Don’t grant a license to SaaS, AIaaS, or other cloud services

Many software-as-a-service (SaaS) contracts grant a “license” to the vendor’s software. So do a lot of other cloud services agreements – on offerings like PaaS and AIaaS (artificial intelligence as-a-service). That’s a mistake, at least in the U.S. and jurisdictions with similar copyright laws. Licenses authorize reproduction of on-premise software (generally). Customers don’t reproduce SaaS or other cloud systems, so they don’t need licenses.

Don’t grant a license to SaaS, AIaaS, or other cloud services

If you’re the customer, you shouldn’t lose any sleep over this issue. It’s the vendor’s problem. If you’re the vendor … I’m still not sure you should lose any sleep. Your SaaS licenses might not ever come back to haunt you. But you can avoid the whole problem with a very easy fix. So why not avoid it?

Whichever side you represent, this issue offers a clearer view of software IP.

SaaS customers don’t copy software

At the start of work on any software contract, ask yourself what the customer does with the software. If the customer puts a copy on a computer – if it’s on-premise software – the contract needs a license. Copyright law gives the owner a monopoly on the right to reproduce the software, to copy it, so the customer needs a grant of that right: a license.

In a SaaS or other cloud services deal, on the other hand, the customer does not put software on a computer – or copy it at all. The software sits on the vendor’s computers, and the customer just accesses it online. With no copies, copyright plays no role in the promise of SaaS. So the customer doesn’t need a copyright license.

Instead, the customer needs a simple permission. For instance:

During the Subscription Period, Customer may access and use the SaaS.

Simple. (For more sample language, see The Tech Contracts Handbook, Chap. I.E.1, as well as the examples in our clauses archive.)

Trouble for Americans and our ilk

I call this a U.S. concern because American copyright law does not include a monopoly on the right to use a work of authorship (contrary to common belief). So we don’t or at least shouldn’t grant licenses to use software. We license the right to reproduce (as well as the connected monopoly rights: modify, distribute, publicly display, and publicly perform). Customers don’t reproduce SaaS or other cloud services (and so of course they don’t modify, distribute, etc.).

Some jurisdictions (e.g., Germany) do give copyright holders a monopoly on the right to “use” software. In those countries, a SaaS license makes more sense, as a copyright license to use SaaS.

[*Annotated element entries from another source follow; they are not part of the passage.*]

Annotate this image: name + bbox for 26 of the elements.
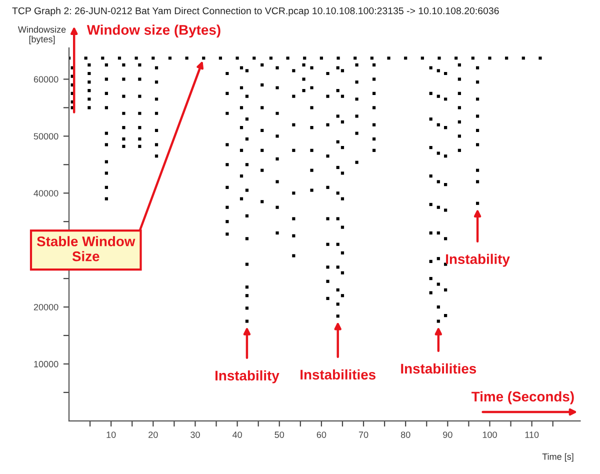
y-tick-label: 20000 [34,304,58,310]
text: Window size (Bytes) [86,24,220,38]
y-axis-title: Windowsize [bytes] [18,26,66,44]
x-tick-label: 100 [482,432,497,438]
x-tick-label: 60 [316,432,326,438]
y-tick-label: 50000 [34,133,58,140]
x-tick-label: 20 [148,432,158,438]
x-tick-label: 40 [232,432,242,438]
y-tick-label: 40000 [34,190,58,196]
x-axis-title: Time [s] [542,453,574,462]
y-tick-label: 10000 [34,360,58,368]
x-tick-label: 110 [525,432,539,438]
x-tick-label: 80 [400,432,410,438]
x-tick-label: 10 [106,432,116,438]
x-tick-label: 50 [274,432,284,438]
annotation: Time (Seconds) [472,391,574,404]
annotation: Instability [446,254,510,267]
y-tick-label: 60000 [34,76,58,83]
x-tick-label: 30 [190,432,200,438]
annotation: Instabilities [401,363,476,374]
x-tick-label: 70 [358,432,368,438]
annotation: Stable Window Size [36,236,136,262]
annotation: Instabilities [300,369,376,380]
x-tick-label: 90 [443,432,452,438]
annotation: Instability [215,370,280,384]
chart-title: TCP Graph 2: 26-JUN-0212 Bat Yam Direct Connection to VCR.pcap 10.10.108.100:23135 -> 10.10.108.20:6036 [12,7,499,16]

Trouble for SaaS, AIaaS, and other cloud vendors

Arguably, a “license” to SaaS just means permission to use it and so does not grant rights under copyright. Arguably. But if you’re the vendor, why risk the argument, since if you lose, your “license” could hurt you in any of four ways?

  • Patent License: Your SaaS license could be interpreted as a patent license, and you probably don’t want that. (And if you do intend a patent license, you want to think it through and chat with patent counsel, not license by accident.)
  • Right to a Copy: In a dispute, a customer with “license” could demand a copy of the software: the code behind the SaaS. Licensing language could support that argument.
  • Bankruptcy Rights: IP licenses generally continue even after the vendor goes into bankruptcy. So if the vendor goes through reorganization, customers with “license” could argue that they keep rights to the SaaS.
  • Copyleft: Your SaaS may include copyleft code, licensed to you on the condition that any redistribution goes under a copyleft open source license. Generally, copyleft conditions don’t restrict SaaS vendors (with the exception of the “Affero” licenses) because they don’t give customers copies of their software. But any suggestion that customers have a right to copies could support an argument that copyleft applies. A “license” creates such a suggestion.

I’m not sure I’d call any of these outcomes likely. But you can avoid them easily (effortlessly) by removing “license” from your grant of rights. Again, just grant a right or a subscription to access and use the software.

Combination Deals

Of course, many SaaS/cloud vendors give customers some software to download and install, even though the main system resides in the cloud, on vendor computers. Don’t let that confuse you. That transaction does call for a software/copyright license – to reproduce onto customers computers – but it should only apply to that one downloaded/installed on-premise app.

The rest of the SaaS isn’t downloaded or reproduced, so it should not be “licensed.”